PRESIDENT 2019年3月18日号 掲載

よく噛んで食べるほうが、頭が良くなる。歯が残っているとボケにくい。そんな「おばあちゃんの知恵袋」のような話が、近年、科学的に実証されはじめている。

小野卓史・東京医科歯科大学大学院教授は、歯、舌の活動をはじめとする口の中の機能が、脳や全身の活動とどう関係するかについて研究。2018年には、歯科医学の国際雑誌「Journal of Dental Research」で、1年間に掲載された中で最も優れた論文に与えられる「IADR/AADR William J. Gies Award」を受賞した。口の中の動きや状態が脳にどのような影響を与えるのか。脳科学者の茂木健一郎氏が小野教授に訊ねた――。

■歯がなくなったら、何をしたらいいか

【茂木】脳と口の中の関係という小野先生の研究は、脳科学の視点からも、健康で長生きしたいと願う普通の人間の感覚としても、非常に興味深いですね。

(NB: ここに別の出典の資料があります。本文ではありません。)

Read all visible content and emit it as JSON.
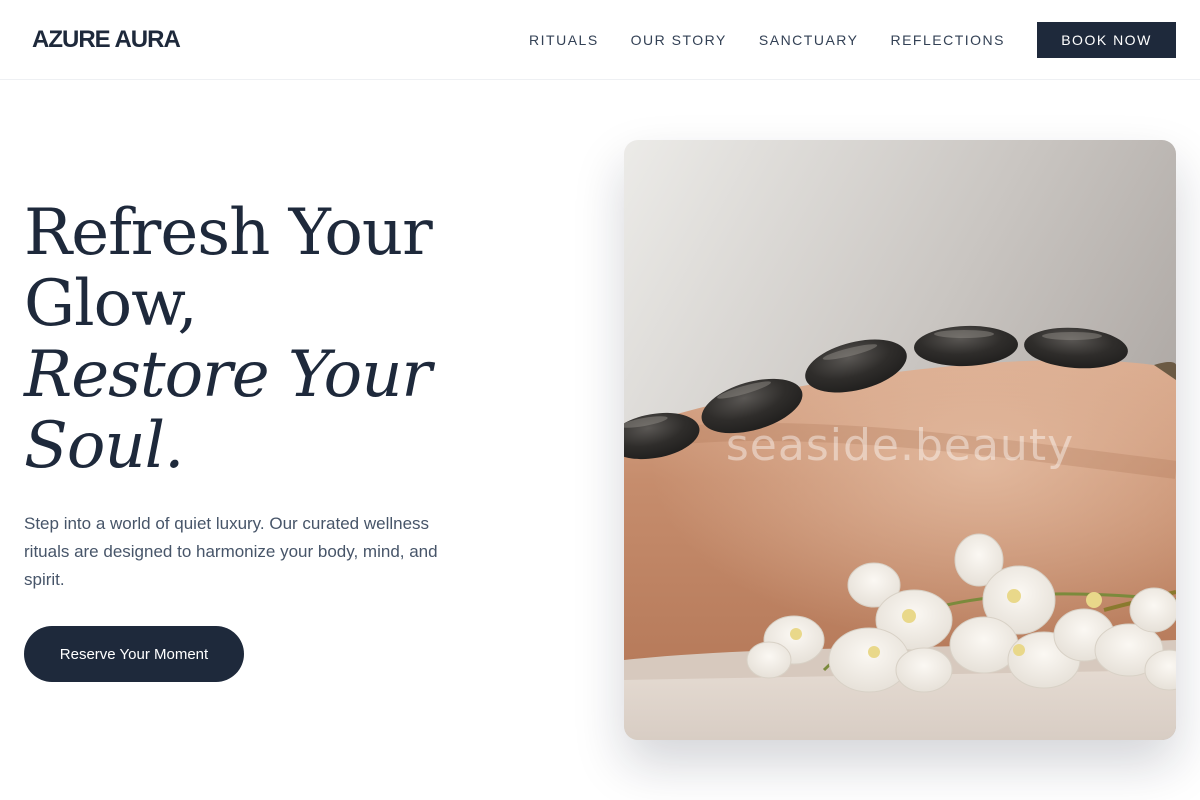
{
  "header": {
    "logo": "AZURE AURA",
    "nav": [
      "RITUALS",
      "OUR STORY",
      "SANCTUARY",
      "REFLECTIONS"
    ],
    "cta": "BOOK NOW"
  },
  "hero": {
    "title_line1": "Refresh Your",
    "title_line2": "Glow,",
    "title_line3": "Restore Your",
    "title_line4": "Soul.",
    "description": "Step into a world of quiet luxury. Our curated wellness rituals are designed to harmonize your body, mind, and spirit.",
    "cta": "Reserve Your Moment"
  },
  "image": {
    "subject": "hot-stone-massage-photo",
    "watermark": "seaside.beauty"
  },
  "colors": {
    "primary": "#1e293b",
    "text_muted": "#475569",
    "background": "#ffffff"
  }
}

単純な疑問なのですが、残っている歯の数が少ないと認知症になりやすい、とよく聞きます。これは研究によって実証されているのですか?

【小野】そうです。歯がないことと、認知機能障害に関係がある、という研究結果があります。具体的には、愛知県の6自治体で、認知症の認定を受けていない65歳以上の健常者約4400人を対象に4年間の追跡調査が行われたんですね。

すると、残っている歯の数が多いと、認知症になりにくいということがわかった。反対に、歯がほとんどなく義歯も使用していない人は、認知症の発症リスクが高くなると示されました。年齢や治療疾患の有無や生活習慣といった他の要素にかかわらず、です。

ただし、興味深いことに、この研究では自分の歯がほとんどなくても、義歯を入れさえすれば、認知症の発症リスクは、歯が20本残っている人と同じ程度だったんです。

【茂木】80歳で20本の歯を残そうというスローガンがありますが、自分の歯を大切にすれば、食べ物をよく噛むことができ、認知機能にも有効であるということですね。

ちなみに、義歯といっても、差し歯や入れ歯、ブリッジ、インプラントなどがありますが、義歯の種類と脳との関係はいかがでしょうか。

【小野】それらを比べた研究はないですね。入れ歯やインプラントのほかに「自家移植」という方法もあって、それらの比較をした研究はまだないんです。だから、いつか手をつけたいと思っています。